One of my all-time favorites has to be the "Marshmallowed Meatballs". The other is for Great White fax paper, with the guy standing there holding the fax dangling from the sheet of paper saying "Son, hide this...." On the radio, an ad I DO like is for a local volvo dealer, which involves the announcer doing a long series of very clever puns on one particular theme extolling the virtues of this particular dealer & the car. If I had the money to buy a volvo, & were in the market, I might even consider them. But not the idiots bellowing about "PARTY WITH THE BIG DOGS - ". I liked the Frank Perdue ads ... he looked so much like one of his own chickens. I loved a KalKan ad for cat food, which featured a tiny kitten popping around with a relatively large ping-pong ball, then cut to a lion galumphing with a beach ball - which it accidently ruptures, and the ad ends with the lion sniffing the ground & the flat beachball. Very clever.
Here's the final 2005 winners:
Icons--- Juan Valdez and the Geico Gecko.

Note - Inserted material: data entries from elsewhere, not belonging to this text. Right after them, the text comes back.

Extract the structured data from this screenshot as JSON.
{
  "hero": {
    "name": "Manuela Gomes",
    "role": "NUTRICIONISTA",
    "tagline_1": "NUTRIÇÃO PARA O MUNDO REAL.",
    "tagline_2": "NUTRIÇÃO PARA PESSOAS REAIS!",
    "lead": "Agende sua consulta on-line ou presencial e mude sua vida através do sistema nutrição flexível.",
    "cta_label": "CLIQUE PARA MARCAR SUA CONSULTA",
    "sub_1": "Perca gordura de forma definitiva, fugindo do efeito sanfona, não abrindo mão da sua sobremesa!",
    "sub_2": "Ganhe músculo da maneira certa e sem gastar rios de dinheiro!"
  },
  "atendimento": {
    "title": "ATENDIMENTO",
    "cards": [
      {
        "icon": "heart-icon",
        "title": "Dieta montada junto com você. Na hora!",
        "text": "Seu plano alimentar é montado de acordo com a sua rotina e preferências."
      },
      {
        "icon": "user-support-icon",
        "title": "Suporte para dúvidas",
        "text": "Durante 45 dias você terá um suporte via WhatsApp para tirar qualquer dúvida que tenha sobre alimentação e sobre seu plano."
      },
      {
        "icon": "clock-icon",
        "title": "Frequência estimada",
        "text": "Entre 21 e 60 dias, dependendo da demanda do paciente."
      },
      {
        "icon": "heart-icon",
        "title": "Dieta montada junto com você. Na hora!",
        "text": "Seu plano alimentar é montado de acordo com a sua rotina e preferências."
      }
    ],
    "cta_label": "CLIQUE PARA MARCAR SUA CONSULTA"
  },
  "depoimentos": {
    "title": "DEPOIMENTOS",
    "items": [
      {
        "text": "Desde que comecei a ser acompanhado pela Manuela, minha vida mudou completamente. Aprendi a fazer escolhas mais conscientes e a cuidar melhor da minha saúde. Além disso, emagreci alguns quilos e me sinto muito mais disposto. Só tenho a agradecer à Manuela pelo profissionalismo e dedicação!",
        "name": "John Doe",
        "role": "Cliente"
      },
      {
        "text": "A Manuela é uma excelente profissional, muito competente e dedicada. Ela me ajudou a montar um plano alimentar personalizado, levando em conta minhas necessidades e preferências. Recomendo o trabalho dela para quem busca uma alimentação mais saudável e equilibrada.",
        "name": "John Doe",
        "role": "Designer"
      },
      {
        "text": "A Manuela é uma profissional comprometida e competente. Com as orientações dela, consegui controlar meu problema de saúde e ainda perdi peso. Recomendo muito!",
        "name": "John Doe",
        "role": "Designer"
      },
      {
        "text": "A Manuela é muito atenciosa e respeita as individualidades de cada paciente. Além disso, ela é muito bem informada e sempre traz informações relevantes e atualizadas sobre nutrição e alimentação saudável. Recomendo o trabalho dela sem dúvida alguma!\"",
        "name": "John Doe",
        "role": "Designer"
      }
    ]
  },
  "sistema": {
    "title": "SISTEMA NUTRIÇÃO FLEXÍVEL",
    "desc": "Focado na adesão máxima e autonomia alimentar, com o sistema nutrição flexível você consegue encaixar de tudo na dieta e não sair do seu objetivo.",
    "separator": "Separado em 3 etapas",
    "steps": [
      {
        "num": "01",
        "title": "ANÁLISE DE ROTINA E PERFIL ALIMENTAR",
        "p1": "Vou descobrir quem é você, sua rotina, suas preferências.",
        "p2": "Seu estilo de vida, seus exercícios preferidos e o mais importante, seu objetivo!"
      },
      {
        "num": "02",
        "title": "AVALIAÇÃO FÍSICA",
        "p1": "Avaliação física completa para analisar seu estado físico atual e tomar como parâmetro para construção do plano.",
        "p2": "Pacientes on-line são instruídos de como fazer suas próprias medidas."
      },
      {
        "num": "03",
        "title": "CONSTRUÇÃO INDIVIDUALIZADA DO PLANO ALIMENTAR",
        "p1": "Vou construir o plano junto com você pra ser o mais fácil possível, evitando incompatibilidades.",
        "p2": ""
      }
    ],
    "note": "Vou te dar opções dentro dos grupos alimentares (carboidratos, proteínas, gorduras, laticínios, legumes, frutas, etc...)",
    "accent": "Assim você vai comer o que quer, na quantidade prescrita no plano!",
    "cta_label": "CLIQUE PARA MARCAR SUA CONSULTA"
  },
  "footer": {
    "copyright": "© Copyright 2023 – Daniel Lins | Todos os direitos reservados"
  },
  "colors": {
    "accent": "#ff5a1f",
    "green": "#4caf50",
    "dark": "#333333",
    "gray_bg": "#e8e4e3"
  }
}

Slogans--- "Imagination at work" (General Electric) and "When You Care Enough To Send The Very Best" (Hallmark)
Looks like S.Rod (comment #12) is a prophet. Or is accurately tapped into the American consciousness. :)
Heck yeah!! I'm glad I went back to vote for Juan! Do I get a prize for picking the winners??? ;)
Your prize is a 7-day cruise to Cozumel, Mexico and the Cayman Islands!
Please note: You might have to pay for some of the trip. :)


Mark Sahm is a creative soul lurking around New York City. 



Advertising is a violation of every individual's right to privacy. All advertisers should flame in eternal hell with their own damned ads eternally & unrelentingly screaming at them.